The West African intervention force, known as Ecomog, immediately blamed Mr Taylor's National Patriotic Front of Liberia (NPFL) for the murders and mutilation of men, women and children war refugees living at the abandoned Firestone rubber plantation near Harbel, about 40 miles (65km) north of Monrovia.
'They were shot, they were mutilated and some of them had their heads broken and their throats cut,' Augustine Mahiga, a UN High Commissioner for Refugees (UNHCR) official in Monrovia, told reporters.
'So these people who came wanted the rice and they ordered every person to come out of the camps. Then there was random shooting,' he said. 'I wasn't there at the scene but what I saw this afternoon was very gruesome, horrible.' Witnesses said the NPFL carried out the raid, Mr Mahiga reported, but there was no hard evidence to link the organisation with the massacre. Mr Taylor, in an interview with the BBC, denied responsibility for the killings and said the accusations would be used to justify an Ecomog offensive.
Harbel, controlled since February by Ecomog forces and their allied Liberian militias, the Armed Forces of Liberia (AFL) and the United Liberation Movement (Ulimo), was the site of an Ecomog bombing raid last October when cluster bombs killed 24 and wounded 150 people. The bombing of Harbel, close to Robertsfield International Airport, took place one week after Mr Taylor broke a ceasefire and attempted to capture Monrovia. Since then, employing jet bombers, tanks and assistance from the AFL and Ulimo militias, Ecomog has scored gains against the NPFL, capturing the strategic port of Buchanan early last month.
In recent weeks, however, Mr Taylor's young, highly mobile fighters have infiltrated Ecomog-controlled territory and attacked behind the lines. Mr Taylor, who led a rebellion in 1989 to oust the former military dictator Samuel Doe, has said he would only consider a ceasefire once the 16,000-strong Nigerian contingent in Ecomog is reduced. He has urged the UN to take over the peace effort.

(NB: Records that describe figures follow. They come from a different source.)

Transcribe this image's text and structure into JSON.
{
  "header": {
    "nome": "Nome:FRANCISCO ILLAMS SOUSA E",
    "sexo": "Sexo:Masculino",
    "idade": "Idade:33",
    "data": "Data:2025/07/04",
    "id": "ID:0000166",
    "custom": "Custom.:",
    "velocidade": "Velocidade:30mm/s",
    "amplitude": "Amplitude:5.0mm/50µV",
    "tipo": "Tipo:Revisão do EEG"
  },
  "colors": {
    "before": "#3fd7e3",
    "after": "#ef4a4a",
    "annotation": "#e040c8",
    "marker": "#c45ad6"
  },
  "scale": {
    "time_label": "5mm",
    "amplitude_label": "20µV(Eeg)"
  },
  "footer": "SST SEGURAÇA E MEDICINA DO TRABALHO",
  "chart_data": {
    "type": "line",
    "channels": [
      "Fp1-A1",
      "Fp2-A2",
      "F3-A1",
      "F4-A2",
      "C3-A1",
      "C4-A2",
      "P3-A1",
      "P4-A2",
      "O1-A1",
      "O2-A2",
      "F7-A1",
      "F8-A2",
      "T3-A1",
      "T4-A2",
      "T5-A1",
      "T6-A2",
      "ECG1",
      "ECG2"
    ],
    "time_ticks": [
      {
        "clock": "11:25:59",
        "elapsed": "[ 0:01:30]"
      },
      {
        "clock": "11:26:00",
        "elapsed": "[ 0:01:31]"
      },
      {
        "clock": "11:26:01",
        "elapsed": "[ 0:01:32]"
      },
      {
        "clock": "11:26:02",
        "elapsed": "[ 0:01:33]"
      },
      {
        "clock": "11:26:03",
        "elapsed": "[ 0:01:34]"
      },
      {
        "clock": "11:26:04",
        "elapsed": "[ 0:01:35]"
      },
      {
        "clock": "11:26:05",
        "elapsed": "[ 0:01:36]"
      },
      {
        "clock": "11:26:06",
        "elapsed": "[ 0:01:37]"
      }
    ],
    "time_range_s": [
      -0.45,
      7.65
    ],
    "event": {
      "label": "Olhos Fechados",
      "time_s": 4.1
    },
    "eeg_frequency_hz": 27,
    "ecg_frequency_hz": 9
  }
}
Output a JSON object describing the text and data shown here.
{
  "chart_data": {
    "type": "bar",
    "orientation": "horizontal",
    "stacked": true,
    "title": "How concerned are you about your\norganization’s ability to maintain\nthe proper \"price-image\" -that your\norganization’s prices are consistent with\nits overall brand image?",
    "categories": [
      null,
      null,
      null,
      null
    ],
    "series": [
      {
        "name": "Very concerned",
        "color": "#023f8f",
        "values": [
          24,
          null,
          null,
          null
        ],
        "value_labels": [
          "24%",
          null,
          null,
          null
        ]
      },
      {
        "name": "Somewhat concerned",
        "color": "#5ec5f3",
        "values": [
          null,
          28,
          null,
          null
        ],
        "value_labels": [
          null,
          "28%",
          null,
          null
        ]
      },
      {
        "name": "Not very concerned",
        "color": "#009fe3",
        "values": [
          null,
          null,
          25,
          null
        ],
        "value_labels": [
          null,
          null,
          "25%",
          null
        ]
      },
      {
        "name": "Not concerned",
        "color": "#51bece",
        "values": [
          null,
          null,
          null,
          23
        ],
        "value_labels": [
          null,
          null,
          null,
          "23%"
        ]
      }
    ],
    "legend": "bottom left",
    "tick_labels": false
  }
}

Ecomog has attempted to tighten an economic noose around the 50 per cent of Liberia that remains in NPFL hands, a territory popularly known as 'Taylorland', by halting all shipments of food aid through neighbouring countries and by bombing international aid convoys which violate the ban. Trucks of the charity Medecins Sans Frontieres were attacked last month. The top UN representative in Monrovia, Ross Mountain of New Zealand, was recalled after criticising the Ecomog plan to channel all aid shipments through Monrovia before moving across rebel lines.
One UN spokesman said Mr Mountain's removal was requested by the interim government of President Amos Sawyer, but Mr Mountain himself later denied it.
Mr Sawyer's Ecomog-protected government last week imposed press censorship, saying all war-related stories must be submitted to the ministries of justice and information.